The final contract includes a formula that stipulates 51 percent of new hires will be veterans. Since approximately 680 jobs within the port are expected to become available this year, just under 350 veterans are expected to be hired.

“The New York Shipping Association cannot think of a stronger, more diverse group than U.S. veterans to join our workforce here in the Port of New York and New Jersey,” said NYSA President John Nardi. “Hiring these individuals who have shown their discipline and dedication to our country is good business. These returning soldiers have the training, skills and adaptability that will make them assets to our waterfront industry.”
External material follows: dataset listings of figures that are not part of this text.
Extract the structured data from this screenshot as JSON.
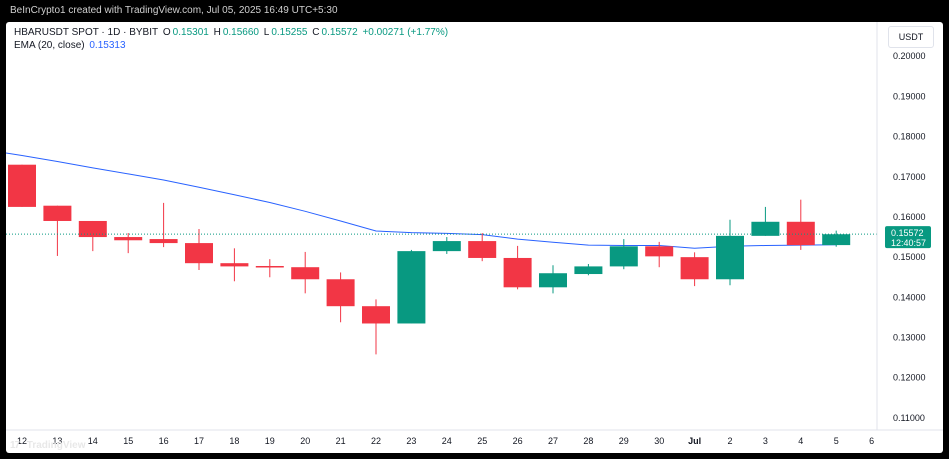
{
  "header": {
    "credit": "BeInCrypto1 created with TradingView.com, Jul 05, 2025 16:49 UTC+5:30"
  },
  "legend": {
    "symbol": "HBARUSDT SPOT · 1D · BYBIT",
    "o_label": "O",
    "o_value": "0.15301",
    "h_label": "H",
    "h_value": "0.15660",
    "l_label": "L",
    "l_value": "0.15255",
    "c_label": "C",
    "c_value": "0.15572",
    "change": "+0.00271 (+1.77%)",
    "ema_label": "EMA (20, close)",
    "ema_value": "0.15313"
  },
  "currency": "USDT",
  "last_price": {
    "value": "0.15572",
    "countdown": "12:40:57"
  },
  "footer": {
    "brand": "TradingView",
    "mark": "17"
  },
  "colors": {
    "up": "#089981",
    "down": "#f23645",
    "ema": "#2962ff",
    "price_line": "#089981"
  },
  "chart_data": {
    "type": "candlestick",
    "ylim": [
      0.107,
      0.2085
    ],
    "y_ticks": [
      "0.20000",
      "0.19000",
      "0.18000",
      "0.17000",
      "0.16000",
      "0.15000",
      "0.14000",
      "0.13000",
      "0.12000",
      "0.11000"
    ],
    "x_labels": [
      "12",
      "13",
      "14",
      "15",
      "16",
      "17",
      "18",
      "19",
      "20",
      "21",
      "22",
      "23",
      "24",
      "25",
      "26",
      "27",
      "28",
      "29",
      "30",
      "Jul",
      "2",
      "3",
      "4",
      "5",
      "6"
    ],
    "candles": [
      {
        "x": "12",
        "o": 0.173,
        "h": 0.173,
        "l": 0.1625,
        "c": 0.1625
      },
      {
        "x": "13",
        "o": 0.1628,
        "h": 0.1628,
        "l": 0.1503,
        "c": 0.159
      },
      {
        "x": "14",
        "o": 0.159,
        "h": 0.159,
        "l": 0.1515,
        "c": 0.155
      },
      {
        "x": "15",
        "o": 0.155,
        "h": 0.156,
        "l": 0.151,
        "c": 0.1542
      },
      {
        "x": "16",
        "o": 0.1545,
        "h": 0.1635,
        "l": 0.1525,
        "c": 0.1535
      },
      {
        "x": "17",
        "o": 0.1535,
        "h": 0.157,
        "l": 0.1468,
        "c": 0.1485
      },
      {
        "x": "18",
        "o": 0.1485,
        "h": 0.1522,
        "l": 0.144,
        "c": 0.1477
      },
      {
        "x": "19",
        "o": 0.1478,
        "h": 0.1495,
        "l": 0.145,
        "c": 0.1475
      },
      {
        "x": "20",
        "o": 0.1475,
        "h": 0.1513,
        "l": 0.141,
        "c": 0.1445
      },
      {
        "x": "21",
        "o": 0.1445,
        "h": 0.1462,
        "l": 0.1338,
        "c": 0.1378
      },
      {
        "x": "22",
        "o": 0.1378,
        "h": 0.1395,
        "l": 0.1258,
        "c": 0.1335
      },
      {
        "x": "23",
        "o": 0.1335,
        "h": 0.1518,
        "l": 0.1335,
        "c": 0.1515
      },
      {
        "x": "24",
        "o": 0.1515,
        "h": 0.155,
        "l": 0.1508,
        "c": 0.154
      },
      {
        "x": "25",
        "o": 0.154,
        "h": 0.156,
        "l": 0.149,
        "c": 0.1498
      },
      {
        "x": "26",
        "o": 0.1498,
        "h": 0.1528,
        "l": 0.142,
        "c": 0.1425
      },
      {
        "x": "27",
        "o": 0.1425,
        "h": 0.148,
        "l": 0.141,
        "c": 0.146
      },
      {
        "x": "28",
        "o": 0.1458,
        "h": 0.1483,
        "l": 0.1455,
        "c": 0.1477
      },
      {
        "x": "29",
        "o": 0.1477,
        "h": 0.1545,
        "l": 0.147,
        "c": 0.1527
      },
      {
        "x": "30",
        "o": 0.1527,
        "h": 0.1538,
        "l": 0.1475,
        "c": 0.1502
      },
      {
        "x": "Jul",
        "o": 0.15,
        "h": 0.1512,
        "l": 0.1428,
        "c": 0.1445
      },
      {
        "x": "2",
        "o": 0.1445,
        "h": 0.1593,
        "l": 0.143,
        "c": 0.1553
      },
      {
        "x": "3",
        "o": 0.1553,
        "h": 0.1625,
        "l": 0.1553,
        "c": 0.1588
      },
      {
        "x": "4",
        "o": 0.1588,
        "h": 0.1643,
        "l": 0.1518,
        "c": 0.153
      },
      {
        "x": "5",
        "o": 0.153,
        "h": 0.1566,
        "l": 0.1526,
        "c": 0.1557
      }
    ],
    "ema": [
      0.1753,
      0.1738,
      0.1722,
      0.1707,
      0.1692,
      0.1674,
      0.1655,
      0.1636,
      0.1614,
      0.159,
      0.1565,
      0.1561,
      0.1559,
      0.1556,
      0.1545,
      0.1537,
      0.153,
      0.1529,
      0.1529,
      0.1522,
      0.1527,
      0.1529,
      0.153,
      0.1531
    ],
    "last_price": 0.15572,
    "grid": false
  }
}
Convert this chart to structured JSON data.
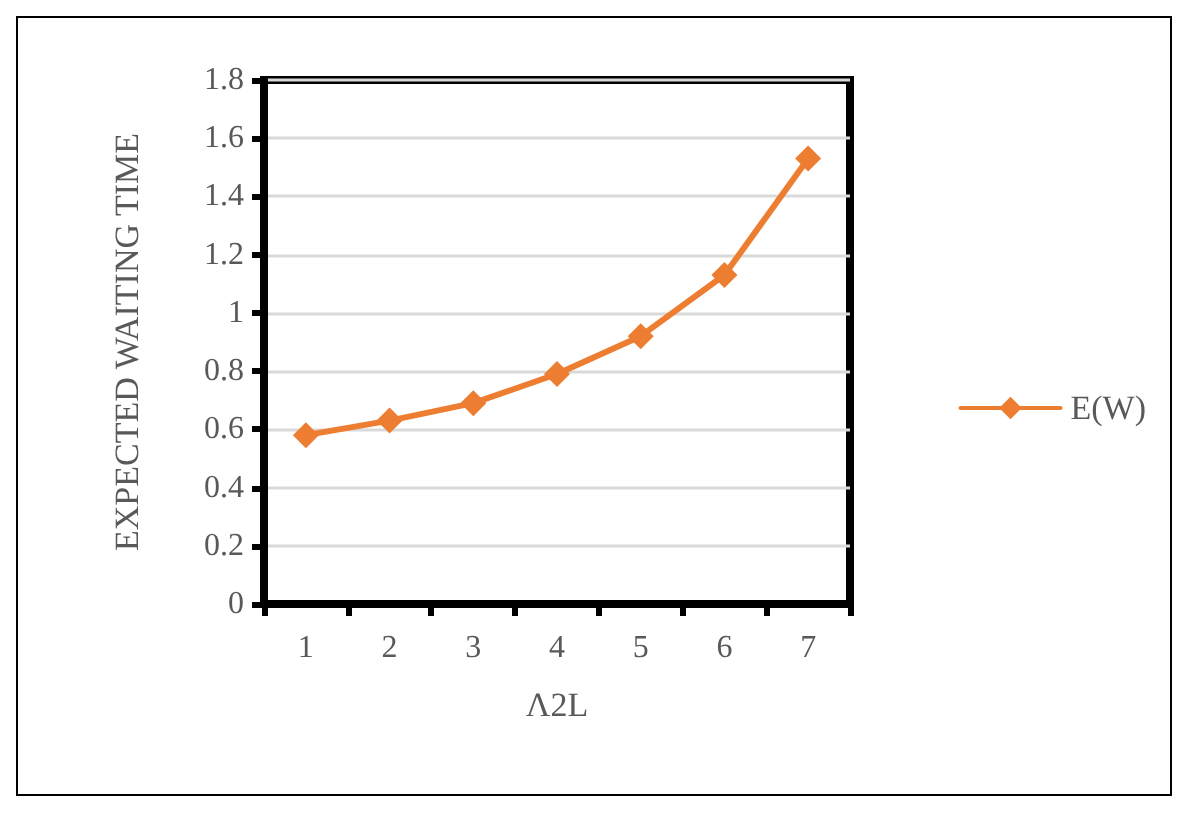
{
  "chart_data": {
    "type": "line",
    "xlabel": "Λ2L",
    "ylabel": "EXPECTED WAITING TIME",
    "categories": [
      "1",
      "2",
      "3",
      "4",
      "5",
      "6",
      "7"
    ],
    "series": [
      {
        "name": "E(W)",
        "color": "#ed7d31",
        "values": [
          0.58,
          0.63,
          0.69,
          0.79,
          0.92,
          1.13,
          1.53
        ]
      }
    ],
    "ylim": [
      0,
      1.8
    ],
    "yticks": [
      0,
      0.2,
      0.4,
      0.6,
      0.8,
      1,
      1.2,
      1.4,
      1.6,
      1.8
    ],
    "grid": "y",
    "legend": "right",
    "marker": "diamond",
    "line_style": "solid"
  }
}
Opportunities for the Future

Hiring Our Heroes’ Cohen emphasized that there are many opportunities for ports and others in the maritime industry to assist in the training and hiring of veterans and transitioning service members. In 2014, Hiring Our Heroes is planning to host 662 job fairs in all 50 states. The organization, which has spent much of the recent past on creating tools for members of the military, is going to focus in the future on employer needs and on creating tools for human resources managers and recruiters to use, with a goal of ensuring that there is a good fit between employers and new hires and that employment is as successful as possible.

Port of Seattle’s Yoshitani stated that a goal of his port’s program has always been to get other ports interested in implementing similar programs. “Our long-term hope is that this is not a competitive advantage for the port,” he said. “We wanted to roll it out, get the bugs out and market it to other organizations to encourage them to adopt this program or something similar.”

At least one organization has followed suit. Alaska Airlines, the Port of Seattle’s largest business partner (in addition to its seaport operations, the Port of Seattle operates Sea-Tac International Airport), has adopted a program similar to the Port of Seattle Veterans Fellowship Program.

Even without creating training or transition programs of their own, Cohen emphasized that ports can play an important role as conveners within their community.

“Ports can connect veterans with suppliers and stakeholders,” said Cohen. “They can provide coordination to leverage stakeholders to make commitments and highlight success stories.”